Sanskrit is one of the Indian languages which fares poorly, with regard to the development of language-based tools. In this work, we build a connectionist temporal classification (CTC) based end-to-end large vocabulary continuous speech recognition system for Sanskrit. To our knowledge, this is the first time an end-to-end framework is being used for automatic speech recognition in Sanskrit. A Sanskrit speech corpus with around 5.5 hours of speech data is used for training a neural network with a CTC objective. 80-dimensional mel-spectrogram together with their delta and delta-delta is used as the input features. Spectrogram augmentation techniques are used to effectively increase the amount of training data. The trained CTC acoustic model is assessed in terms of character error rate (CER) on greedy decoding. Weighted finite-state transducer (WFST) decoding is used to obtain the word level transcriptions from the character level probability distributions obtained at the output of the CTC network.
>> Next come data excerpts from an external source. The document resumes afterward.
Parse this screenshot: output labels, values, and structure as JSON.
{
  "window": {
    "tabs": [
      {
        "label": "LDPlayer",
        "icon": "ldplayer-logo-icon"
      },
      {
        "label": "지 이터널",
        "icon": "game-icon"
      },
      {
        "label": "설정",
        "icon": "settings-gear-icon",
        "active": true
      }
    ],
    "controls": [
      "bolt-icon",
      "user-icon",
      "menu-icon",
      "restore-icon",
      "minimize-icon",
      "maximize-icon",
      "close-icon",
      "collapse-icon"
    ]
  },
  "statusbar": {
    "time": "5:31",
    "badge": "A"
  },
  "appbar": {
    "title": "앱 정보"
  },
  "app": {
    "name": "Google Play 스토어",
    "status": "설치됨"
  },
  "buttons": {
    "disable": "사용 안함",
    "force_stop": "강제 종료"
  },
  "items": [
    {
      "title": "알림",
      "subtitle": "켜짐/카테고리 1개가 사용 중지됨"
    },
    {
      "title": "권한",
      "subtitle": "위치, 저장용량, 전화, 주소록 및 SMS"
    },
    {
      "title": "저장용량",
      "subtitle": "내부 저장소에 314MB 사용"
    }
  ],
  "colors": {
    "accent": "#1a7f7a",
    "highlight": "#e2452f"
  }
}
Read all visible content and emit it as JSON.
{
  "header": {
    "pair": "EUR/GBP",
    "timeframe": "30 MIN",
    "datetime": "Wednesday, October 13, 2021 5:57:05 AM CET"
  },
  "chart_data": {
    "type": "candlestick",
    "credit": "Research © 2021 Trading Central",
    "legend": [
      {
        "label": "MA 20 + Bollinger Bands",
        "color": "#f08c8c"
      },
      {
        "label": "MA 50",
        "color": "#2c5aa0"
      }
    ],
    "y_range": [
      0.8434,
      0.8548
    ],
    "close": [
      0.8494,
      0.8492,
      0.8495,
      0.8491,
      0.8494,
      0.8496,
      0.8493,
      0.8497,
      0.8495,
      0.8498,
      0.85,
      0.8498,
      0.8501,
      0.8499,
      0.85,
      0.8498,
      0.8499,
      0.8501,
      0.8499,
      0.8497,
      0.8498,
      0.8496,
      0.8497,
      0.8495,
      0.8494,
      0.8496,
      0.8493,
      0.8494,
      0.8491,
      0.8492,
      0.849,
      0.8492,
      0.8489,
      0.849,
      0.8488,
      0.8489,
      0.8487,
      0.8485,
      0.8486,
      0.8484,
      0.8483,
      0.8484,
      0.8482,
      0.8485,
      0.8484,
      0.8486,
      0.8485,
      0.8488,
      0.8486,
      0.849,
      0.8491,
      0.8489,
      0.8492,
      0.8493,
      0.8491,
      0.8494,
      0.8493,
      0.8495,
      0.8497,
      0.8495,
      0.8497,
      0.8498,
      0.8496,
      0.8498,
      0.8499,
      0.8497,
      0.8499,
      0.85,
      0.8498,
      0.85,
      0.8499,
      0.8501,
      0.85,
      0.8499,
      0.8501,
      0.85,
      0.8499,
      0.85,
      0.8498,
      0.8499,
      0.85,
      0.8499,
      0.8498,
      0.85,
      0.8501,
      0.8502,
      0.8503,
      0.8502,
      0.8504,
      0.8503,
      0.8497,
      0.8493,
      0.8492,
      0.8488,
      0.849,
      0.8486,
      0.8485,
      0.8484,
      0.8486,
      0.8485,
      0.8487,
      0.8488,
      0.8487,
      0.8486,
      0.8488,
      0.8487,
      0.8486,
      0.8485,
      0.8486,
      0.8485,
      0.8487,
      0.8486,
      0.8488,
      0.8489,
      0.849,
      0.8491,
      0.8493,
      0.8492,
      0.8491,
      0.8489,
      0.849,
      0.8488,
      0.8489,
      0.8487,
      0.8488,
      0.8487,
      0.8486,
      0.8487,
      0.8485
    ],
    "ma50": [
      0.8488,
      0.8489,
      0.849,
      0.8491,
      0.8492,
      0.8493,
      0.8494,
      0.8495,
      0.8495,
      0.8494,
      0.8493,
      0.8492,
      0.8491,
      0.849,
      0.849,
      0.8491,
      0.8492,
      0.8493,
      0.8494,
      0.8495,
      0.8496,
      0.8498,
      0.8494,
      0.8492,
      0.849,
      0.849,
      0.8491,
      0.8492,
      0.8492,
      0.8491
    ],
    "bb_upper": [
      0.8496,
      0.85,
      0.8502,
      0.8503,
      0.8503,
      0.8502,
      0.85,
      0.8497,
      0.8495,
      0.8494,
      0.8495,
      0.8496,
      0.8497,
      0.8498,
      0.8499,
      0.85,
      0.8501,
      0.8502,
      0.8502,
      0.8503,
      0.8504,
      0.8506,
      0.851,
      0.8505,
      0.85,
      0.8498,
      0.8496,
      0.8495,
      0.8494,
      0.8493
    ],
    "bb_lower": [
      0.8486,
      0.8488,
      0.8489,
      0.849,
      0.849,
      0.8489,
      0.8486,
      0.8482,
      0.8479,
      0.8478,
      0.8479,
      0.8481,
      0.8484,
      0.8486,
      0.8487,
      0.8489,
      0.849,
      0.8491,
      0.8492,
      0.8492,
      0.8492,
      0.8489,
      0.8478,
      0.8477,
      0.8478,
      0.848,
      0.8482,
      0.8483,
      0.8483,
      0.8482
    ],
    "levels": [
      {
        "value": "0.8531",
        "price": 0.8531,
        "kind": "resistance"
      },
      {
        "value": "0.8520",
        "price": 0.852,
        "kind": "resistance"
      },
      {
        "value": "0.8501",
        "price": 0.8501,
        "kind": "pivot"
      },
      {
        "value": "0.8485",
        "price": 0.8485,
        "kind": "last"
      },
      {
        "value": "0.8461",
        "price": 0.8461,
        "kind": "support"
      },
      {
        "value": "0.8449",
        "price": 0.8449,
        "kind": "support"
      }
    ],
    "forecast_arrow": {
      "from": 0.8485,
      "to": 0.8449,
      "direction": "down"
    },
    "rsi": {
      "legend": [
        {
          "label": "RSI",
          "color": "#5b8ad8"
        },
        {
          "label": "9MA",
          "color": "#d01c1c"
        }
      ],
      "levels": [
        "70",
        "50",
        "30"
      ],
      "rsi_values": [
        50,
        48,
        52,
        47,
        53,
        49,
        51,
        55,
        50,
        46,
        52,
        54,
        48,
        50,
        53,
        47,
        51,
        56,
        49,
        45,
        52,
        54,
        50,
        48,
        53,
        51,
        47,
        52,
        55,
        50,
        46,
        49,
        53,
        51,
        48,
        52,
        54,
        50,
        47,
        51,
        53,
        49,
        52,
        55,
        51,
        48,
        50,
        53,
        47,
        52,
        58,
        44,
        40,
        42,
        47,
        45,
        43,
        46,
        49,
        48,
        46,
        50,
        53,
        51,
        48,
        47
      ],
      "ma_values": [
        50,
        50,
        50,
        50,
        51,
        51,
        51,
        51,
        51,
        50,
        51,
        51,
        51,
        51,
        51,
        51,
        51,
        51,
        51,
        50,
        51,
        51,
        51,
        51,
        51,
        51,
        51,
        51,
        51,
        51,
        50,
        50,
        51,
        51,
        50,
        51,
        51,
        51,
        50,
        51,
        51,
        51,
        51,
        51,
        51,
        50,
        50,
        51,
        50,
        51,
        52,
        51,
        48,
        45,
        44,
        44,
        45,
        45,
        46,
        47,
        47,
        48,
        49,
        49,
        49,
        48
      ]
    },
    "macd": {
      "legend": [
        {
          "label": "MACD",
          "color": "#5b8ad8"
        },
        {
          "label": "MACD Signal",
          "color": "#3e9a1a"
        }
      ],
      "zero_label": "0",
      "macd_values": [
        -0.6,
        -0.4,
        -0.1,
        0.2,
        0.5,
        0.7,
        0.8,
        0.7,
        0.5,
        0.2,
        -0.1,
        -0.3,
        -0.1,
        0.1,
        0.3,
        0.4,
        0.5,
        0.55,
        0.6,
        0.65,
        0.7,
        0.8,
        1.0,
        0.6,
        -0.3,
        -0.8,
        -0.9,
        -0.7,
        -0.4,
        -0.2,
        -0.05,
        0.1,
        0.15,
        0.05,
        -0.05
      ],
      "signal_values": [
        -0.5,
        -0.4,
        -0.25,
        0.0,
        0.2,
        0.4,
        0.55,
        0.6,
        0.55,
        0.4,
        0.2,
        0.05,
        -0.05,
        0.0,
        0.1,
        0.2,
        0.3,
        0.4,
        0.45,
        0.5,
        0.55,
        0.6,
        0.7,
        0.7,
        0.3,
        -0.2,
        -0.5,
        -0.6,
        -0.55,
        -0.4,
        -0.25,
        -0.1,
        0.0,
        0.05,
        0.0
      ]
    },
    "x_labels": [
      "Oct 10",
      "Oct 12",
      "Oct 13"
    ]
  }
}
The decoder WFST, which maps the CTC output characters to the words in the lexicon, is constructed by composing 3 individual finite-state transducers (FST), namely token, lexicon and grammar. Trigram models trained from a text corpus of 262338 sentences are used for language modeling in grammar FST. The system achieves a word error rate (WER) of 7.64% and a sentence error rate (SER) of 32.44% on the Sanskrit test set of 558 utterances with spectrogram augmentation and WFST decoding. Spectrogram augmentation provides an absolute improvement of 13.86% in WER.